En outre, au cours des cinq dernières années, le nombre de particuliers et de familles utilisant leur patrimoine privé pour participer directement à des investissement de capital-risque en Europe a été multiplié par cinq, pour atteindre le chiffre record de 5 milliards de dollars (4,46 milliards d'euros). Nombre de ces nouveaux participants au marché sont ce que Joe Schorge, associé directeur d'Isomer Capital, appelle des "joueurs devenus entraîneurs". C'est le cas de Sophia Bendz, investisseur chez Atomico et anciennement neuvième employée de Spotify, dont elle dirigeait le pôle marketing. Taavet Hinrikus, cofondateur de TransferWise, qui a investi dans plus de 30 sociétés, en fait également partie.

"L'ancienne critique de l'Europe était que les investisseurs n'avaient pas d'expérience dans la fondation d'entreprises. Mais ce n'est plus le cas", explique Joe Schorge, interviewé par Business Insider US. "Nous voyons maintenant la prochaine génération de capital-risque en Europe". Ainsi, le nombre de sociétés de qualité augmente chaque année en Europe, selon Matt Miller, associé chez Sequoia Capital, archétype de la société de la Silicon Valley, ayant investi dans PayPal, Google, et YouTube entre autres. Cette société s'implante maintenant en Europe.

Les fonds d'investissement américains s'aventurent en Europe

De plus en plus, l'approche des investisseurs de la Silicon Valley ne suffira pas, selon Eric Lagier : les investisseurs américains viennent en Europe de temps en temps, ou s'attendent à ce que les entreprises européennes se rendent à San Francisco en avion. Mais la donne a changé : de nombreux investisseurs considèrent les startups européennes comme faisant partie des entreprises les plus performantes de leurs portefeuilles, explique-t-il.

"Le talent technique en Europe a toujours été exceptionnel. Ce qui a changé, c'est que davantage de personnes talentueuses sautent maintenant le pas et créent des startups directement sur le vieux continent", a déclaré Eric Lagier à Business Insider US. "Cela nous rend très enthousiastes à l'idée de créer des entreprises en Europe aujourd'hui. Je crois que c'est la raison pour laquelle davantage de capitaux sont investis dans la région".

Un certain nombre de fonds américains se sont implantés en Europe et continuent d'investir, en particulier dans des entreprises au développement avancé. C'est le cas notamment de l'importante participation d'Amazon dans Deliveroo, et de l'investissement de Sequoia dans Klarna. Ou encore des accords signés par les New-Yorkais d'Insight Partners avec la fintech N26 et la startup londonienne Checkout.com.

Cette évolution ne s'explique pas seulement par l'attractivité des prix, selon Joe Schorge, qui souligne l'importance du talent et l'expérience européens, disponibles pour les entreprises en développement. Ce phénomène n'est pas seulement concentré dans les grandes capitales comme Londres ou Paris. Beaucoup des plus grandes entreprises européennes viennent des pays nordiques, dont les meilleurs talents reviennent des États-Unis.

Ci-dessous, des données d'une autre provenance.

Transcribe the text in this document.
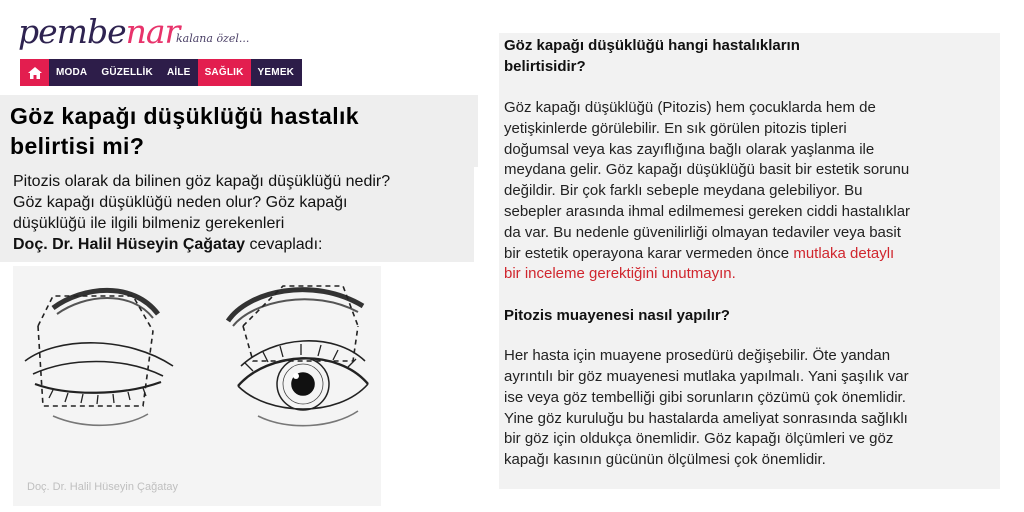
pembenar
kalana özel...
MODA	GÜZELLİK	AİLE	SAĞLIK	YEMEK
Göz kapağı düşüklüğü hastalık
belirtisi mi?
Pitozis olarak da bilinen göz kapağı düşüklüğü nedir?
Göz kapağı düşüklüğü neden olur? Göz kapağı
düşüklüğü ile ilgili bilmeniz gerekenleri
Doç. Dr. Halil Hüseyin Çağatay cevapladı:
Doç. Dr. Halil Hüseyin Çağatay
Göz kapağı düşüklüğü hangi hastalıkların
belirtisidir?
Göz kapağı düşüklüğü (Pitozis) hem çocuklarda hem de
yetişkinlerde görülebilir. En sık görülen pitozis tipleri
doğumsal veya kas zayıflığına bağlı olarak yaşlanma ile
meydana gelir. Göz kapağı düşüklüğü basit bir estetik sorunu
değildir. Bir çok farklı sebeple meydana gelebiliyor. Bu
sebepler arasında ihmal edilmemesi gereken ciddi hastalıklar
da var. Bu nedenle güvenilirliği olmayan tedaviler veya basit
bir estetik operayona karar vermeden önce mutlaka detaylı
bir inceleme gerektiğini unutmayın.
Pitozis muayenesi nasıl yapılır?
Her hasta için muayene prosedürü değişebilir. Öte yandan
ayrıntılı bir göz muayenesi mutlaka yapılmalı. Yani şaşılık var
ise veya göz tembelliği gibi sorunların çözümü çok önemlidir.
Yine göz kuruluğu bu hastalarda ameliyat sonrasında sağlıklı
bir göz için oldukça önemlidir. Göz kapağı ölçümleri ve göz
kapağı kasının gücünün ölçülmesi çok önemlidir.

Eric Lagier n'est pas la seule personne à avoir quitté les États-Unis pour les pays nordiques. Tradeshift, entreprise fondée par des entrepreneurs danois à San Francisco, a vu certains de ses cadres supérieurs revenir à Copenhague. De même, Peter Muhlmann, fondateur de Trustpilot, David Helgason, cofondateur du développeur de jeux vidéo Unity technologies, Alexander Stigsen, cofondateur de Realm, Jacob Hansen, Christian Hansen et Jakob Storm, les cofondateurs de Cobalt, sont revenus de San Francisco à Copenhague au cours des 18 derniers mois.

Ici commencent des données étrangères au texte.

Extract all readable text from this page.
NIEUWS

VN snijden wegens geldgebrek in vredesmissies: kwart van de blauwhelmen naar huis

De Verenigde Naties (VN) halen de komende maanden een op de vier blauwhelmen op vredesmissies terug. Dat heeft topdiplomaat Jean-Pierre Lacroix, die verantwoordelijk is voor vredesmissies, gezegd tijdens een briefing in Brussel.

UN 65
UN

En outre, Mikkel Hippe Brun, Morten Primdahl et Alexander Aghassipour, trois des cofondateurs de la société danoise Zendesk, ont également quitté la Silicon Valley pour le Danemark, afin de scinder les activités de l'entreprise. "Maintenant, si vous montez une grande entreprise en Europe, les meilleurs investisseurs la trouveront", conclut Joe Schorge. "Les entrepreneurs et la tech, en Europe, aideront la prochaine génération. C'est le parfait engrenage."